In the field of synthetic organic chemistry, protection and deprotection reactions of reactive functional groups (e.g., hydroxyl groups, amino groups, carboxyl groups, carbonyl groups, phosphodiester groups, etc.) are essential particularly for the construction of complex molecules. However, such deprotection reactions necessitate further addition of reagents, which may result in the degradation of compounds and the production of by-products.
Against this background, photolabile protecting groups that allow deprotection of reactive functional groups under neutral conditions have recently attracted attention (e.g., Non-Patent Document 1). Since photolabile protecting groups do not necessitate further addition of reagents and can be removed by light irradiation under neutral conditions, they are also applicable to acid- or base-sensitive compounds. Therefore, photolabile protecting groups have a great deal of potential as protecting groups in organic synthesis.
Moreover, since photolabile protecting groups can be eliminated by light, the size of the reaction field can be reduced to a nanoscale level. For example, in 1991, Fordor et al. successfully synthesized a DNA microarray using a photolabile protecting group by merging combinatorial chemistry with technology of photolithography for semiconductor production (Non-Patent Document 2).

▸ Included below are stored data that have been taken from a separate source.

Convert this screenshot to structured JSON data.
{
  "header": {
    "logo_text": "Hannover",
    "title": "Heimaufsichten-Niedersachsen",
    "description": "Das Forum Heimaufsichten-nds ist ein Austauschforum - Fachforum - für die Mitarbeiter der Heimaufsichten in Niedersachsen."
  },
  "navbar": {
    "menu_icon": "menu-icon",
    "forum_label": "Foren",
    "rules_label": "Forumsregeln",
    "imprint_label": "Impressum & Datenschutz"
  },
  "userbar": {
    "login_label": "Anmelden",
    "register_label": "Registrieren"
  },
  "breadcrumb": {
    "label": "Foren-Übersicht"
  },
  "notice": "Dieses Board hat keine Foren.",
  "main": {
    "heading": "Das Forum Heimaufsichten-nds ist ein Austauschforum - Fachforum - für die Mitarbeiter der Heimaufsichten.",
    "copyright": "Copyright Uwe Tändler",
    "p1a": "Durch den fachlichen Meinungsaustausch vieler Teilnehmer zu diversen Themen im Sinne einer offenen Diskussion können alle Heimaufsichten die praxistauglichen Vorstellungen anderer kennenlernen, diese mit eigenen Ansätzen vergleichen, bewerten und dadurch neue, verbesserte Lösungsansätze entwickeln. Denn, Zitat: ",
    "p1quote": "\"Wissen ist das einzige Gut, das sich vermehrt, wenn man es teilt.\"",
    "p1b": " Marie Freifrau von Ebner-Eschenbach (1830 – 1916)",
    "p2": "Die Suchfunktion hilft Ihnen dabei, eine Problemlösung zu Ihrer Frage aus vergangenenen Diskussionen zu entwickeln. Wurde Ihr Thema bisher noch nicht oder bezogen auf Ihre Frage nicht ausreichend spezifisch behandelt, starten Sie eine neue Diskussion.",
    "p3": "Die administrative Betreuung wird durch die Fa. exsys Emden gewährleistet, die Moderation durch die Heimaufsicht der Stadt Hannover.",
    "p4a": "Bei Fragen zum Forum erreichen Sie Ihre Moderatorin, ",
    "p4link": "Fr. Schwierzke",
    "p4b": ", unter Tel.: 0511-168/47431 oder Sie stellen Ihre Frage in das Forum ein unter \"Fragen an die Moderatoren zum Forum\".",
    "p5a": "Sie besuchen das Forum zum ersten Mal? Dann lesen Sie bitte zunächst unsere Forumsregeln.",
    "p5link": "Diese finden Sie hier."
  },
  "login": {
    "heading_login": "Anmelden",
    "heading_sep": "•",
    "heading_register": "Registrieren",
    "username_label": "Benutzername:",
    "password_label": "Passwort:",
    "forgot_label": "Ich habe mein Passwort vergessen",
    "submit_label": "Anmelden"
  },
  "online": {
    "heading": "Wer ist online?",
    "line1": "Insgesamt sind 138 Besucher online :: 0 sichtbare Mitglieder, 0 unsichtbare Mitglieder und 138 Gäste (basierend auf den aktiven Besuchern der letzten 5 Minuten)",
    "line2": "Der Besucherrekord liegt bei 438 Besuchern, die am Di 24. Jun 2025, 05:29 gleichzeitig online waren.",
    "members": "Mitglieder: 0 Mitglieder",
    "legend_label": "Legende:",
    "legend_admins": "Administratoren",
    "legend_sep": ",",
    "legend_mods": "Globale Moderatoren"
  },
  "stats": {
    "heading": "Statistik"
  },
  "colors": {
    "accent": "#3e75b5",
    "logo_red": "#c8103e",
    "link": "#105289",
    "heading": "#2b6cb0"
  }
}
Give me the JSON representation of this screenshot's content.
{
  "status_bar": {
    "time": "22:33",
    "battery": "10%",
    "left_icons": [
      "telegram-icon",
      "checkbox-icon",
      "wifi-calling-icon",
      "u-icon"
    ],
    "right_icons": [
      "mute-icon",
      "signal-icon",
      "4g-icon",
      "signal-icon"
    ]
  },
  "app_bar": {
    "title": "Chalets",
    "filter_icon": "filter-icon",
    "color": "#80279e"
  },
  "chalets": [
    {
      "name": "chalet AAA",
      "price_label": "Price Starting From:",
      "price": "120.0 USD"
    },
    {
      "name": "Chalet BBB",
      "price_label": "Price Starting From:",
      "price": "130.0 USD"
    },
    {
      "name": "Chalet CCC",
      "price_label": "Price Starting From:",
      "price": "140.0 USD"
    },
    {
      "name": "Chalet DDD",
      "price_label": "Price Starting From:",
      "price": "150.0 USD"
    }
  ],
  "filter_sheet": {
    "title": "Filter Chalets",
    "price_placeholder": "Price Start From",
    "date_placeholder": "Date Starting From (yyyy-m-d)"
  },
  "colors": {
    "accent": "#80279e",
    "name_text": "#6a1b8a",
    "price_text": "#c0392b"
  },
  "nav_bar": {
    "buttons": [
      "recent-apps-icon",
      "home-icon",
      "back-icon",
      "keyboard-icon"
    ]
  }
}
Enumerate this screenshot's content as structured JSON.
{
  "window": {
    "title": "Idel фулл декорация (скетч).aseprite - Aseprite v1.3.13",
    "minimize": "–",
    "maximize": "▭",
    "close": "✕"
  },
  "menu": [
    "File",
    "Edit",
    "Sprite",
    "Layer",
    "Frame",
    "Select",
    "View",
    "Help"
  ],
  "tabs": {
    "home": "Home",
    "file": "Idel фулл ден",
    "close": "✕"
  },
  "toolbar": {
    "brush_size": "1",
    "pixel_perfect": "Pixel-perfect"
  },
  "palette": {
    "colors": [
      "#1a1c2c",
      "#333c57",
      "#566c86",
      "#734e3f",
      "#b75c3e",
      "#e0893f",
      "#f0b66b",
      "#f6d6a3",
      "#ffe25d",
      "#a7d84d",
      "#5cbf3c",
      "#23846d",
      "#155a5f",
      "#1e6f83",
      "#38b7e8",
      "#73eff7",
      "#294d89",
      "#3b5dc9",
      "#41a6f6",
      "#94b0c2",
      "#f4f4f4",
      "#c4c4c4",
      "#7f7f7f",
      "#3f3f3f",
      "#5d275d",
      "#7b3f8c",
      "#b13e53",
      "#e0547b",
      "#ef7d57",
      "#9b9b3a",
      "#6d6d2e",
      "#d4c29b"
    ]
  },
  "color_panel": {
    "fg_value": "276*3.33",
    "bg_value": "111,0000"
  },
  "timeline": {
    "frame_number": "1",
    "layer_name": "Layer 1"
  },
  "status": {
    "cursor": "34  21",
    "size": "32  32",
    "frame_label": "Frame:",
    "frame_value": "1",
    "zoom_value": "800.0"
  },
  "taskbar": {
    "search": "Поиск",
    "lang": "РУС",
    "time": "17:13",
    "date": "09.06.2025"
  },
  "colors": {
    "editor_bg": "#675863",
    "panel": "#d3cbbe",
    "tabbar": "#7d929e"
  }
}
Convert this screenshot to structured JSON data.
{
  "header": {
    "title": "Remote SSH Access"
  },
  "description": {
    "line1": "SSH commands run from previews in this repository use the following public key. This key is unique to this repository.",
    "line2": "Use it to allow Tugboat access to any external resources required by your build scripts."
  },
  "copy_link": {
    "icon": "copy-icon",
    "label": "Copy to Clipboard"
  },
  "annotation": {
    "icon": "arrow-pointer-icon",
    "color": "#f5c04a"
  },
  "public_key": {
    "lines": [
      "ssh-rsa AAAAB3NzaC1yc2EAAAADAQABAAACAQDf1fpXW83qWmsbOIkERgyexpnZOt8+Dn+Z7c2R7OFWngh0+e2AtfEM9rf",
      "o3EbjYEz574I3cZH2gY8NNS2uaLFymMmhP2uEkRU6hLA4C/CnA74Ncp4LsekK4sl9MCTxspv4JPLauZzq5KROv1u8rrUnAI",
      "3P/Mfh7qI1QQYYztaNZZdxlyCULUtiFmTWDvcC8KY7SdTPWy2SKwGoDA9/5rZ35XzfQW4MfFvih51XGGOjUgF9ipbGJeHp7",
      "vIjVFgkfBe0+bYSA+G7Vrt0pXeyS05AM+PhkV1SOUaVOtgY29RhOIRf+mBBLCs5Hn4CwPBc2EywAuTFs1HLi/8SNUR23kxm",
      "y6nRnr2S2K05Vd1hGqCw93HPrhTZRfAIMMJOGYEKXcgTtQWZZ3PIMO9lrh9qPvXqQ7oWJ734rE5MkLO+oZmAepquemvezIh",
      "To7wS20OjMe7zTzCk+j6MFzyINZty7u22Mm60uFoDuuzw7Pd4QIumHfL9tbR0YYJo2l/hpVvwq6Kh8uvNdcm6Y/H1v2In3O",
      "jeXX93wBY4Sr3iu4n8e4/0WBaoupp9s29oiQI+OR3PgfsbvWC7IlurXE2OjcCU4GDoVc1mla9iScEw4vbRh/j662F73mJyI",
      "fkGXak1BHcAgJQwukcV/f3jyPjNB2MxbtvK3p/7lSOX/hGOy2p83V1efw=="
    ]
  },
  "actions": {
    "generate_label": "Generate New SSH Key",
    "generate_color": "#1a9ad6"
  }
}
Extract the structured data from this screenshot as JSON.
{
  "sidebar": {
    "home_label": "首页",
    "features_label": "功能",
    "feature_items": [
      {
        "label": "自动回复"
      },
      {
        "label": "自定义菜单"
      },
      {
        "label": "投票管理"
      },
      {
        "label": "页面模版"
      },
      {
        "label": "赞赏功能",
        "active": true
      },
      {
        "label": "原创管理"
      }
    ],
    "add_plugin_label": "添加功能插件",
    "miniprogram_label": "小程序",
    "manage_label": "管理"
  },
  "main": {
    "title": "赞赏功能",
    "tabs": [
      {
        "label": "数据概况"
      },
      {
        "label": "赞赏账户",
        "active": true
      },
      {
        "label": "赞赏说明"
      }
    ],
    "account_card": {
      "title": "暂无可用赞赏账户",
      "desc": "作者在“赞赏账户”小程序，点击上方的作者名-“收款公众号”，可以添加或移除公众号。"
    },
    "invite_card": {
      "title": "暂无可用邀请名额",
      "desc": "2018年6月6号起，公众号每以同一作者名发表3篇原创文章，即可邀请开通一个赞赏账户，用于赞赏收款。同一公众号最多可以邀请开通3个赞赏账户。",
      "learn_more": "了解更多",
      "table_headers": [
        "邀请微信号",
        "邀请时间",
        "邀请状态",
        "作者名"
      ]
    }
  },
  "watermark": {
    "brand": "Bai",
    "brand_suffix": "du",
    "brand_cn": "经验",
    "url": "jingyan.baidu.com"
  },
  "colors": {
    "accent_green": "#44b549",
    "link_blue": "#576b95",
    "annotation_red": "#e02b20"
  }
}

Moreover, a caged compound, which is a biologically active molecule protected by a photodegradable protecting group, allowing the molecule to temporarily lose its activity, is made present in a cell, and the molecule is irradiated with light to become a bioactive substance, which can induce biological reactions. Using this technique, the time and place in which signal molecules express their functions can be controlled by the time and place in which light is irradiated; additionally, the expression level can theoretically be controlled by the amount of irradiating light. Therefore, a powerful method of real-time control of the space-time kinetics of molecules involved in signal transfer can be achieved.
Along with the development of microarrays and caged compounds described above, photolabile protecting groups that can easily be removed by light irradiation have been actively developed in recent years. Specific examples thereof are shown below. Examples of compounds currently often used in microarrays or caged compounds include nitrobenzyl derivatives represented by Formula (A) (Non-Patent Document 3) and coumarin derivatives represented by Formula (B) (Non-Patent Document 4).

These compounds almost quantitatively release alcohol upon light irradiation; however, almost no compounds that allow simple quantitative determination of deprotection are known. For example, Patent Document 1 indicates that a protecting group that has an o-aminocinnamic acid skeleton is removed from a bioactive substance by light irradiation, thereby generating a carbostyryl derivative with strong fluorescence, and that the deprotected free bioactive substance can be quantified by measuring the fluorescence intensity.
If photolabile protecting groups that facilitate the protection and deprotection of not only the hydroxyl groups and amino groups described above, but also other reactive functional groups (e.g., carboxyl groups, carbonyl groups, phosphodiester groups, etc.) are developed, such photolabile protecting groups will be very useful in the fields of organic chemistry and photochemistry, as well as biology, and have the potential of being used in a wide application.    Patent Document 1: Japanese Unexamined Patent Publication No. 1999-29500    Non-Patent Document 1: G. Mayer, A. Heckel, Angew. Chem. Int. Ed., 2006, 45, 4900    Non-Patent Document 2: Fodor, S. P. A.; Read, J. L.; Pirrung, M. C.; Stryer, L. T.; Lu, A.; Solas, D.; Science, 1991, 251, 767-773.    Non-Patent Document 3: Patchornik, A., Amit, B., and Woodward, R. B. J. Am. Chem. Soc. 1970, 92, 6333    Non-Patent Document 4: Givens, R. S. and Matuszewski, B. J. Am. Chem. Soc. 1984, 92, 6860.